Pagi hari menjemput langit. Alih-alih membuat semua orang kagum dan bahagia atas suasana cerahnya, ia malah membuat orang-orang terguyur jutaan tetesan air dari awan gelap yang menggumpal di atas sana.
Seakan tahu bagaimana perasaan Ray. Melodi rintikan hujan sangat senada. Kedua mata yang memaksa untuk bangun dengan keadaan serupa mata hewan panda karena menghabiskan waktu semalaman untuk menangis. Ia mengerjap-ngerjapkan matanya, setelah kesadarannya pulih dengan utuh, ia langsung beranjak dari kasur masuk ke kamar mandi.

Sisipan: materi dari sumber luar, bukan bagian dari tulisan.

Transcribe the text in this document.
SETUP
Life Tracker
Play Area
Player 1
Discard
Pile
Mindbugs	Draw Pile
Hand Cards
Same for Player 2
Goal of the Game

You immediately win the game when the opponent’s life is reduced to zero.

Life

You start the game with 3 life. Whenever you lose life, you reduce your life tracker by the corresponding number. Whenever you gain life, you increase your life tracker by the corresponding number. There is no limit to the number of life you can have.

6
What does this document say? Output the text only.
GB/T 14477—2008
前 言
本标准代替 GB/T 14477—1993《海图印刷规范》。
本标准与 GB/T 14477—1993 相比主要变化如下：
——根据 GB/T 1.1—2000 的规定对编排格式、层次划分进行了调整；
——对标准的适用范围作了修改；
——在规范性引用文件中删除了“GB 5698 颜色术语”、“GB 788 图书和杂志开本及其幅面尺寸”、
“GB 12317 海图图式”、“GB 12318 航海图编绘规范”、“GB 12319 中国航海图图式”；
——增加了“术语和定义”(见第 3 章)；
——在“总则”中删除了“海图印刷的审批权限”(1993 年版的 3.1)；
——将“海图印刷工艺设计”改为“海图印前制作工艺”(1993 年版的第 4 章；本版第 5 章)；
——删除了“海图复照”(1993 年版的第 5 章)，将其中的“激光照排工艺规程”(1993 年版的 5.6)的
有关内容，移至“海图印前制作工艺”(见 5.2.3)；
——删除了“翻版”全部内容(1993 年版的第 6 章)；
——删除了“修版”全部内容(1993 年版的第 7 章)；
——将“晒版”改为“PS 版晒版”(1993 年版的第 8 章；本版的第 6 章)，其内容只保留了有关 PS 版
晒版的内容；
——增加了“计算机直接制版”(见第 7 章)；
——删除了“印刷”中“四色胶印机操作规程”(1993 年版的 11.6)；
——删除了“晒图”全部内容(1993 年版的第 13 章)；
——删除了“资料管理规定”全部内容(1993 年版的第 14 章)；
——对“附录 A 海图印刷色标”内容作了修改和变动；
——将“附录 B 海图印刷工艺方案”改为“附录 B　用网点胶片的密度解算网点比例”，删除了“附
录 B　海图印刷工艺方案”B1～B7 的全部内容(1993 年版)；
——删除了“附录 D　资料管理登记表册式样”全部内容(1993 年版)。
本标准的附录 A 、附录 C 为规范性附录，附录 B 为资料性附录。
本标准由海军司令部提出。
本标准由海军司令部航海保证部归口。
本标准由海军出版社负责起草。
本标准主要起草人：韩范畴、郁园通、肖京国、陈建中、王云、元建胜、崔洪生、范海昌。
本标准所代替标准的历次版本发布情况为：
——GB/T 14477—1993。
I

Guyuran air memadu dengan suara rintikan hujan di luar sana. Tidak lama ia menghabiskan waktu di dalam sana, waktunya cukup sempit. Laki-laki itu langsung keluar dari kamar mandi dengan sebuah handuk yang melilit tubuh jakungnya. Ia membuka lemari, mengeluarkan setelan hitam yang sudah lama tidak pernah ia pakai. Namun untuk saat ini, ia harus memakainya.
Tidak memakan waktu cukup lama, kini tubuhnya sudah di balut oleh kemeja hitam dan juga celana panjang berwarna senada. Ia menyisir rambutnya dan langsung keluar dari kamar. Di ruang tengah, ternyata tiga orang sudah menunggunya disana.
"Apa kau sudah siap?" Mammon beranjak saat matanya menangkap keberadaan Ray keluar dari kamarnya.
Ray diam sejenak, membuat suasana lenggang karena wajah datarnya. Lalu ia mengangguk pelan.
Suara lembut berceletuk. "Maaf gak bangunin lo dari awal. Gue tahu kalau-"
"Tidak ada waktu mengobrol. Ayo," potong Leviathan, membuat Claressa mendengus gusar.
Mammon berjalan menghampiri Ray. Ia menepuk puncak kepala laki-laki itu, lalu mengusapnya kasar. "Jangan cengeng." Lalu sedetik kemudian, ia sudah melakukan teleportasi, membuat keberadaannya dan Ray lenyap dari ruangan itu.
"Cih, seenaknya saja pergi," Claresa menggerutu. Ia menatap Leviathan, tatapan matanya menuntut.
Iblis di hadapannya langsung tahu maksudnya. Leviathan terkekeh, ia mengulurkan tangannya. "Mau berangkat sekarang?"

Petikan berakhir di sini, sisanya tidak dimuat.